The consensus is that data communications is a growing component of communications worldwide; consequently, developing regions will eventually need to upgrade their infrastructure to accommodate data communications. For these poorer regions, wireless networks are a viable option to a conventional wired plant, because they are relatively inexpensive to install and maintain and are quickly deployable. The cost model demonstrates that it would be prudent to incorporate data capabilities in any new installations, and to adopt technology that can easily support the shift to the next (third) generation of wireless networks.

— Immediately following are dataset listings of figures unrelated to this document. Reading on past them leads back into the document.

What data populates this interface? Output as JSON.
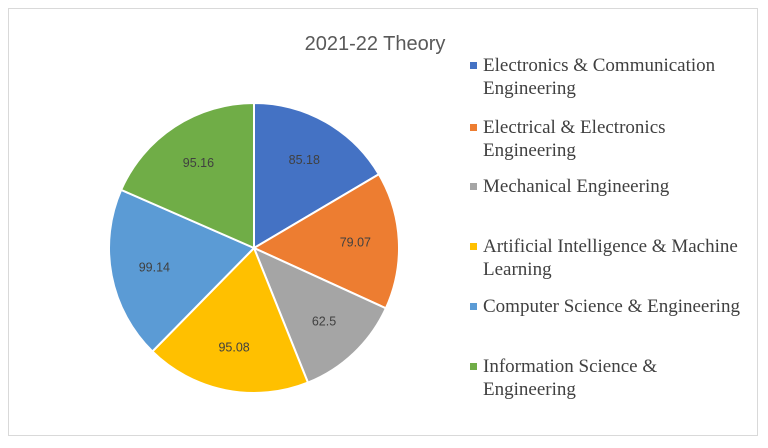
{
  "chart_data": {
    "type": "pie",
    "title": "2021-22 Theory",
    "legend_position": "right",
    "categories": [
      "Electronics & Communication Engineering",
      "Electrical & Electronics Engineering",
      "Mechanical Engineering",
      "Artificial Intelligence & Machine Learning",
      "Computer Science & Engineering",
      "Information Science & Engineering"
    ],
    "values": [
      85.18,
      79.07,
      62.5,
      95.08,
      99.14,
      95.16
    ],
    "value_labels": [
      "85.18",
      "79.07",
      "62.5",
      "95.08",
      "99.14",
      "95.16"
    ],
    "colors": [
      "#4472c4",
      "#ed7d31",
      "#a5a5a5",
      "#ffc000",
      "#5b9bd5",
      "#70ad47"
    ]
  }
}
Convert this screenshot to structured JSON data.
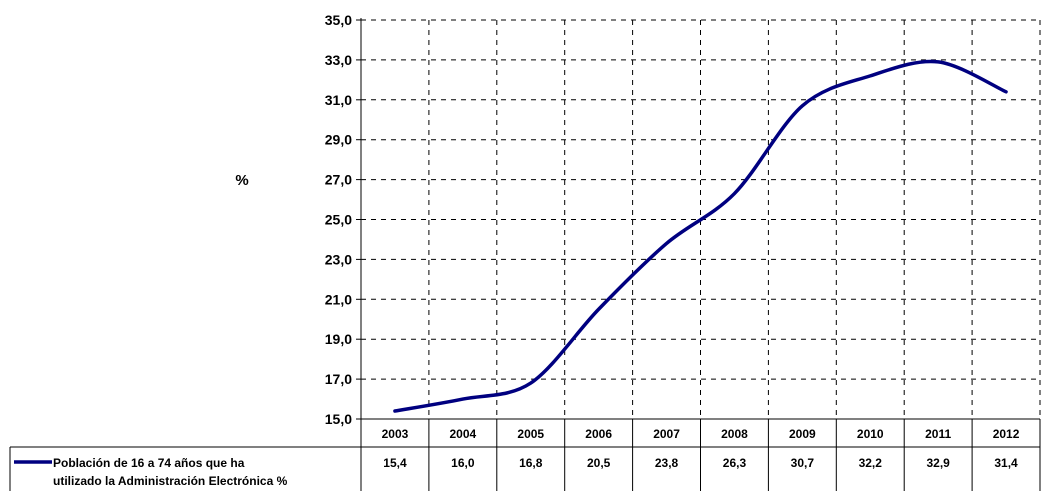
{
  "chart_data": {
    "type": "line",
    "ylabel": "%",
    "ylim": [
      15.0,
      35.0
    ],
    "yticks": [
      "15,0",
      "17,0",
      "19,0",
      "21,0",
      "23,0",
      "25,0",
      "27,0",
      "29,0",
      "31,0",
      "33,0",
      "35,0"
    ],
    "categories": [
      "2003",
      "2004",
      "2005",
      "2006",
      "2007",
      "2008",
      "2009",
      "2010",
      "2011",
      "2012"
    ],
    "grid": true,
    "legend_placement": "bottom-left (data table)",
    "series": [
      {
        "name": "Población de 16 a 74 años que ha utilizado la Administración Electrónica %",
        "name_lines": [
          "Población de 16 a 74 años que ha",
          "utilizado la Administración Electrónica %"
        ],
        "values": [
          15.4,
          16.0,
          16.8,
          20.5,
          23.8,
          26.3,
          30.7,
          32.2,
          32.9,
          31.4
        ],
        "labels": [
          "15,4",
          "16,0",
          "16,8",
          "20,5",
          "23,8",
          "26,3",
          "30,7",
          "32,2",
          "32,9",
          "31,4"
        ],
        "color": "#000080"
      }
    ]
  }
}
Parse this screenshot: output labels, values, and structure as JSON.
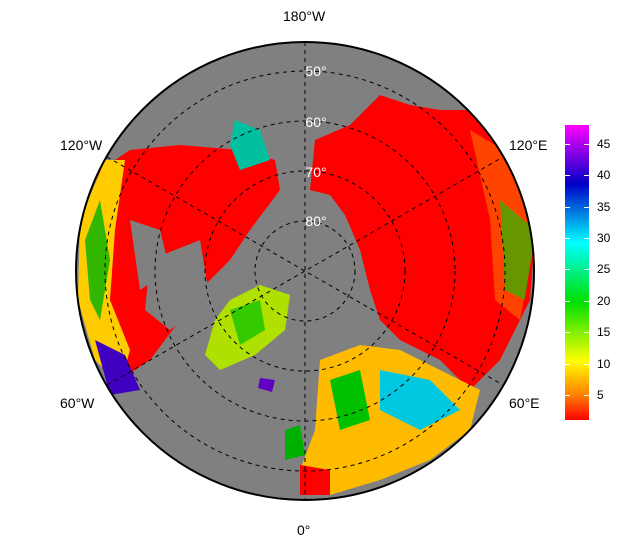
{
  "map": {
    "projection": "north-polar-stereographic",
    "meridian_labels": {
      "top": "180°W",
      "bottom": "0°",
      "upper_left": "120°W",
      "lower_left": "60°W",
      "upper_right": "120°E",
      "lower_right": "60°E"
    },
    "latitude_labels": [
      "50°",
      "60°",
      "70°",
      "80°"
    ],
    "ocean_color": "#808080",
    "dominant_land_color": "#ff0000"
  },
  "colorbar": {
    "ticks": [
      5,
      10,
      15,
      20,
      25,
      30,
      35,
      40,
      45
    ],
    "range": [
      1,
      48
    ],
    "colormap": [
      "#ff0000",
      "#ffff00",
      "#00e000",
      "#00ffff",
      "#0000c8",
      "#ff00ff"
    ]
  }
}
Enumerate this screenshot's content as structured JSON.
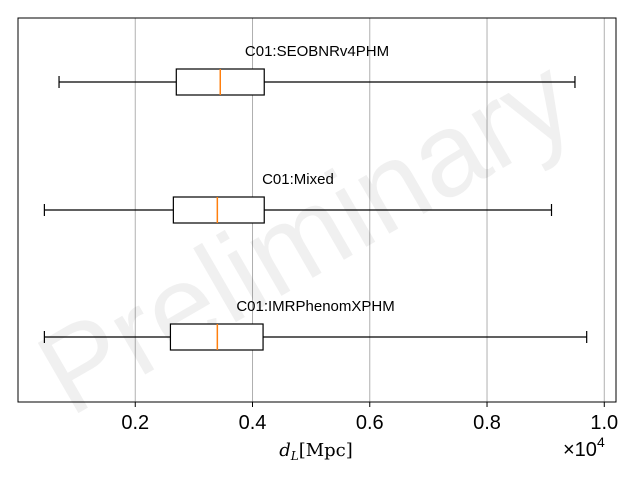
{
  "watermark": "Preliminary",
  "chart_data": {
    "type": "boxplot",
    "orientation": "horizontal",
    "xlabel": "d_L[Mpc]",
    "xlabel_parts": {
      "main": "d",
      "sub": "L",
      "unit": "[Mpc]"
    },
    "x_multiplier": "×10",
    "x_multiplier_exp": "4",
    "xlim": [
      0.0,
      1.02
    ],
    "xticks": [
      0.2,
      0.4,
      0.6,
      0.8,
      1.0
    ],
    "xtick_labels": [
      "0.2",
      "0.4",
      "0.6",
      "0.8",
      "1.0"
    ],
    "grid": "vertical",
    "colors": {
      "box": "#000000",
      "median": "#ff7f0e",
      "grid": "#b0b0b0"
    },
    "series": [
      {
        "name": "C01:SEOBNRv4PHM",
        "whisker_low": 0.07,
        "q1": 0.27,
        "median": 0.345,
        "q3": 0.42,
        "whisker_high": 0.95
      },
      {
        "name": "C01:Mixed",
        "whisker_low": 0.045,
        "q1": 0.265,
        "median": 0.34,
        "q3": 0.42,
        "whisker_high": 0.91
      },
      {
        "name": "C01:IMRPhenomXPHM",
        "whisker_low": 0.045,
        "q1": 0.26,
        "median": 0.34,
        "q3": 0.418,
        "whisker_high": 0.97
      }
    ]
  }
}
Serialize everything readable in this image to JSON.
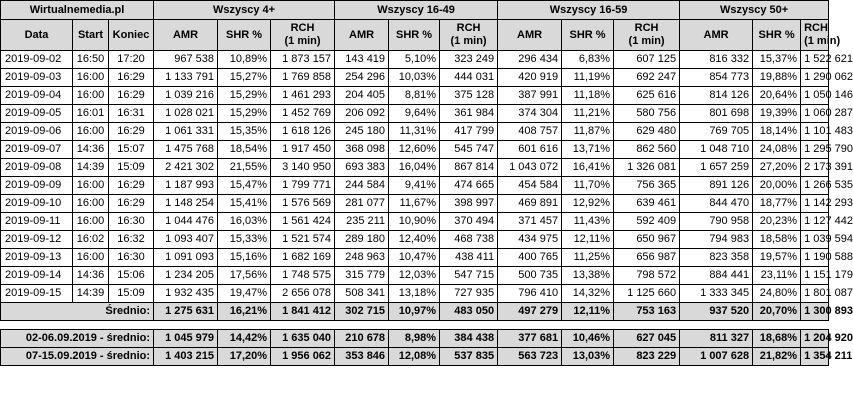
{
  "header": {
    "source": "Wirtualnemedia.pl",
    "groups": [
      "Wszyscy 4+",
      "Wszyscy 16-49",
      "Wszyscy 16-59",
      "Wszyscy 50+"
    ],
    "col_date": "Data",
    "col_start": "Start",
    "col_end": "Koniec",
    "col_amr": "AMR",
    "col_shr": "SHR %",
    "col_rch_line1": "RCH",
    "col_rch_line2": "(1 min)"
  },
  "rows": [
    {
      "date": "2019-09-02",
      "start": "16:50",
      "end": "17:20",
      "v": [
        "967 538",
        "10,89%",
        "1 873 157",
        "143 419",
        "5,10%",
        "323 249",
        "296 434",
        "6,83%",
        "607 125",
        "816 332",
        "15,37%",
        "1 522 621"
      ]
    },
    {
      "date": "2019-09-03",
      "start": "16:00",
      "end": "16:29",
      "v": [
        "1 133 791",
        "15,27%",
        "1 769 858",
        "254 296",
        "10,03%",
        "444 031",
        "420 919",
        "11,19%",
        "692 247",
        "854 773",
        "19,88%",
        "1 290 062"
      ]
    },
    {
      "date": "2019-09-04",
      "start": "16:00",
      "end": "16:29",
      "v": [
        "1 039 216",
        "15,29%",
        "1 461 293",
        "204 405",
        "8,81%",
        "375 128",
        "387 991",
        "11,18%",
        "625 616",
        "814 126",
        "20,64%",
        "1 050 146"
      ]
    },
    {
      "date": "2019-09-05",
      "start": "16:01",
      "end": "16:31",
      "v": [
        "1 028 021",
        "15,29%",
        "1 452 769",
        "206 092",
        "9,64%",
        "361 984",
        "374 304",
        "11,21%",
        "580 756",
        "801 698",
        "19,39%",
        "1 060 287"
      ]
    },
    {
      "date": "2019-09-06",
      "start": "16:00",
      "end": "16:29",
      "v": [
        "1 061 331",
        "15,35%",
        "1 618 126",
        "245 180",
        "11,31%",
        "417 799",
        "408 757",
        "11,87%",
        "629 480",
        "769 705",
        "18,14%",
        "1 101 483"
      ]
    },
    {
      "date": "2019-09-07",
      "start": "14:36",
      "end": "15:07",
      "v": [
        "1 475 768",
        "18,54%",
        "1 917 450",
        "368 098",
        "12,60%",
        "545 747",
        "601 616",
        "13,71%",
        "862 560",
        "1 048 710",
        "24,08%",
        "1 295 790"
      ]
    },
    {
      "date": "2019-09-08",
      "start": "14:39",
      "end": "15:09",
      "v": [
        "2 421 302",
        "21,55%",
        "3 140 950",
        "693 383",
        "16,04%",
        "867 814",
        "1 043 072",
        "16,41%",
        "1 326 081",
        "1 657 259",
        "27,20%",
        "2 173 391"
      ]
    },
    {
      "date": "2019-09-09",
      "start": "16:00",
      "end": "16:29",
      "v": [
        "1 187 993",
        "15,47%",
        "1 799 771",
        "244 584",
        "9,41%",
        "474 665",
        "454 584",
        "11,70%",
        "756 365",
        "891 126",
        "20,00%",
        "1 266 535"
      ]
    },
    {
      "date": "2019-09-10",
      "start": "16:00",
      "end": "16:29",
      "v": [
        "1 148 254",
        "15,41%",
        "1 576 569",
        "281 077",
        "11,67%",
        "398 997",
        "469 891",
        "12,92%",
        "639 461",
        "844 470",
        "18,77%",
        "1 142 293"
      ]
    },
    {
      "date": "2019-09-11",
      "start": "16:00",
      "end": "16:30",
      "v": [
        "1 044 476",
        "16,03%",
        "1 561 424",
        "235 211",
        "10,90%",
        "370 494",
        "371 457",
        "11,43%",
        "592 409",
        "790 958",
        "20,23%",
        "1 127 442"
      ]
    },
    {
      "date": "2019-09-12",
      "start": "16:02",
      "end": "16:32",
      "v": [
        "1 093 407",
        "15,33%",
        "1 521 574",
        "289 180",
        "12,40%",
        "468 738",
        "434 975",
        "12,11%",
        "650 967",
        "794 983",
        "18,58%",
        "1 039 594"
      ]
    },
    {
      "date": "2019-09-13",
      "start": "16:00",
      "end": "16:30",
      "v": [
        "1 091 093",
        "15,16%",
        "1 682 169",
        "248 963",
        "10,47%",
        "438 411",
        "400 765",
        "11,25%",
        "656 987",
        "823 358",
        "19,57%",
        "1 190 588"
      ]
    },
    {
      "date": "2019-09-14",
      "start": "14:36",
      "end": "15:06",
      "v": [
        "1 234 205",
        "17,56%",
        "1 748 575",
        "315 779",
        "12,03%",
        "547 715",
        "500 735",
        "13,38%",
        "798 572",
        "884 441",
        "23,11%",
        "1 151 179"
      ]
    },
    {
      "date": "2019-09-15",
      "start": "14:39",
      "end": "15:09",
      "v": [
        "1 932 435",
        "19,47%",
        "2 656 078",
        "508 341",
        "13,18%",
        "727 935",
        "796 410",
        "14,32%",
        "1 125 660",
        "1 333 345",
        "24,80%",
        "1 801 087"
      ]
    }
  ],
  "average": {
    "label": "Średnio:",
    "v": [
      "1 275 631",
      "16,21%",
      "1 841 412",
      "302 715",
      "10,97%",
      "483 050",
      "497 279",
      "12,11%",
      "753 163",
      "937 520",
      "20,70%",
      "1 300 893"
    ]
  },
  "summaries": [
    {
      "label": "02-06.09.2019 - średnio:",
      "v": [
        "1 045 979",
        "14,42%",
        "1 635 040",
        "210 678",
        "8,98%",
        "384 438",
        "377 681",
        "10,46%",
        "627 045",
        "811 327",
        "18,68%",
        "1 204 920"
      ]
    },
    {
      "label": "07-15.09.2019 - średnio:",
      "v": [
        "1 403 215",
        "17,20%",
        "1 956 062",
        "353 846",
        "12,08%",
        "537 835",
        "563 723",
        "13,03%",
        "823 229",
        "1 007 628",
        "21,82%",
        "1 354 211"
      ]
    }
  ]
}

The pace at which this shift is accomplished depends on the specific circumstances of a particular country. In developing countries, especially African countries such as Kenya, proprietary CDMA-based networks would be suitable for urban centers, whereas fixed CDMA networks would be ideal for the more heavily populated rural areas and the relatively sparsely populated urban areas (e.g., suburbs).
The models also demonstrated that CDMA is cost competitive with TDMA. It should be noted that GSM-based vendors plan to launch two packet-based technologies: General Packet Radio Service (GPRS) and Enhanced Data rate for GSM Evolution (EDGE). GPRS is expected in late in 1999 and will provide speeds of up to 115 kbps, whereas the commercial launch of EDGE (384 kbps) is not envisaged for some time. Similarly, CDMA vendors plan to launch a 144-kbps packet-based technology sometime in 1999. Despite claims of a seamless GPRS and EDGE transition to third-generation networks, it is not yet clear how this will be accomplished, given that both are TDMA-based systems related more to GSM than to any of the proposed IMT-2000 standards. For the moment, the path to next-generation networks appears more technologically feasible from CDMA than from GSM systems. However, no conclusive evidence of the superiority of any particular technology has been produced.
This paper is based on ongoing thesis research on wireless local data access in developing countries as well as on previous work done by the author in conjunction with others. (See Challenges to the Network 1999: Internet for Development. Geneva: ITU, 1999.)